- Genre: Photography
- Frequency: Annually
- Location: Abuja
- Country: Nigeria
- Inaugurated: 2017
- Founder: Osaze Efe

= Abuja International Photo Festival =

Annual event in Abuja, Nigeria

The Abuja International Photo Festival (AIPF), also called Abuja Photo Festival, is a multi-day annual photography and visual storytelling event in Abuja, Nigeria.

== Origin ==
The Abuja International Photo Festival was founded by Nigerian photographer and curator Osaze Efe in 2017. Efe established the festival after finding few opportunities in Abuja for emerging photographers to receive mentorship, exhibit their work and build professional networks. The inaugural edition was organized through calls for submissions and brought together photographers to showcase their work and participate in photography-related activities.

== Activities ==

The Abuja International Photo Festival organises exhibitions, photography workshops, masterclasses, panel discussions, portfolio reviews, photo walks and mentorship programmes. Its activities have included both physical and virtual events, with programmes involving emerging and established photographers, visual artists, students and practitioners from related fields.

The festival's exhibitions have included open calls for photographers to submit bodies of work addressing particular themes. For example, the 2021 edition featured thematic exhibitions addressing migration, gender-based violence, human rights, disability and the COVID-19 pandemic. Photo walks have also been organised in communities in and around Abuja, with participants documenting everyday life and submitting photographs for review and exhibition.

Educational activities include practical masterclasses covering technical and professional aspects of photography, including composition, lighting, colour grading, photo editing, portfolio development and photography business practices. The festival also organises portfolio reviews and artist talks, through which emerging photographers can receive feedback on their work and interact with established practitioners.

The festival has developed programmes aimed at young people and women photographers. Framing Next involves collaboration with secondary schools and introduces students to photography and visual storytelling, while Sisters Art provides a mentorship and discussion space for young and aspiring female photographers.

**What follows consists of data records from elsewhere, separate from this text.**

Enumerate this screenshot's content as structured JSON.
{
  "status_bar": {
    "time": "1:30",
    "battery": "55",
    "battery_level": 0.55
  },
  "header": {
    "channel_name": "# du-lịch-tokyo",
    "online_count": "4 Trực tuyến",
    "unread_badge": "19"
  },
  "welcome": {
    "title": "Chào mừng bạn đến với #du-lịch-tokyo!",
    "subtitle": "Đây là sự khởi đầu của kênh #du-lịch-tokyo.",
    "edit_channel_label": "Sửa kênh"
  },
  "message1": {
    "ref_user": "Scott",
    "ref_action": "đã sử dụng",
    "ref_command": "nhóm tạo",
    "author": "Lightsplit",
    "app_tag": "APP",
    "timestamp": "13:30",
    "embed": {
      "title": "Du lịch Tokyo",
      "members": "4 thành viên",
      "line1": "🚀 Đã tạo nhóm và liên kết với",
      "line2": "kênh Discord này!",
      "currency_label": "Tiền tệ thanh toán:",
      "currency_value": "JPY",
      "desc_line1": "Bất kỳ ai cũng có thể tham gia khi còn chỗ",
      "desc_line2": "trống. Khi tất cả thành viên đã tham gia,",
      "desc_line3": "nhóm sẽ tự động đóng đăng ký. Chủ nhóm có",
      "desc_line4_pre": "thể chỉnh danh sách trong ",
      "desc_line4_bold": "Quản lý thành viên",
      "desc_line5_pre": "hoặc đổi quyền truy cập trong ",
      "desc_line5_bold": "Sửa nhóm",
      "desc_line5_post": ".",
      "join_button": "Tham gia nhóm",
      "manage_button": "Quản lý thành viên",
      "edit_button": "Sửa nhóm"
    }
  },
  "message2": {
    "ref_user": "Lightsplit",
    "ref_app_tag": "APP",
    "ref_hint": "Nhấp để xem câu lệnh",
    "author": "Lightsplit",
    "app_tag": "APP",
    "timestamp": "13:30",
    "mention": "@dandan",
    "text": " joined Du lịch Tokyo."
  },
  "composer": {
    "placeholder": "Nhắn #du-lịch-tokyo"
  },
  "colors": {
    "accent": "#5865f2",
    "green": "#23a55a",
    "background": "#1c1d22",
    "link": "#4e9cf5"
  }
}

Another programme, Creative Connect, brings together artists, civil society organisations, development organisations and government representatives for discussions about photography and its role in society. The festival has also organised conceptual photography competitions and exhibitions, including the Narratives of Now competition associated with the 2025 edition.

== Editions ==

=== 2017 ===
The inaugural Abuja International Photo Festival was held from 12 to 16 September 2017 in Abuja. The program included a photography exhibition, photo walks, panel sessions and masterclasses. Speakers included Nigerian photographers Don Barber and Ikechi Ugwoeje, among others. Contemporary coverage of the festival described it as a platform for photographers from Nigeria and beyond.

=== 2018 ===
The second edition was held from 15 to 19 October 2018 at the Exhibition Pavilion in Garki, Abuja. The programme included photography masterclasses, town-hall sessions, exhibitions, music and dance. Masterclasses covered documentary, wedding, fashion and travel photography, as well as photography business and post-production.

=== 2019 ===
The third edition was held in 2019. According to a retrospective published by NewsWireNGR, the festival's activities in 2019 led to the establishment of the Art for Humanity Foundation, which subsequently expanded the festival's photography training, mentorship and community programmes.

=== 2020 ===
The fourth edition was held in 2020. The festival's official website lists 2020 among its past editions.

=== 2021 ===
The fifth edition, titled "Boundaries of Reason", was held from 26 to 30 October 2021 in Abuja, with some activities also taking place virtually. The program included masterclasses, exhibitions, seminars, portfolio reviews and photo walks. Photographers including George Osodi, Uche James-Iroha, TY Bello, Andrew Esiebo and Aisha Augie-Kuta were among the practitioners associated with the edition.

=== 2022 ===
The sixth edition was held in 2022. The festival continued its program of exhibitions, photography training, mentorship and community engagement. In connection with the festival, Art for Humanity Foundation also provided photography training to teenage girls living in an internally displaced persons' camp in Abuja.

=== 2023 ===
The seventh edition was held in 2023. The programme included exhibitions, photography workshops and mentoring sessions, with discussions focusing on the role of photography and visual storytelling in documenting Nigeria's social, cultural, economic and political realities.

=== 2024 ===
The eighth edition, titled "Rhythms of Resilience", was held in 2024. The edition featured exhibitions and other activities centred on photography, visual storytelling and resilience. The festival's official archive identifies it as the eighth edition.

=== 2025 ===
The ninth edition, titled "A World Connected", was held from 29 to 31 October 2025 at the Exhibition Pavilion in Abuja. The exhibition invited photographers to explore connections between people, cultures, environments, technology and communities.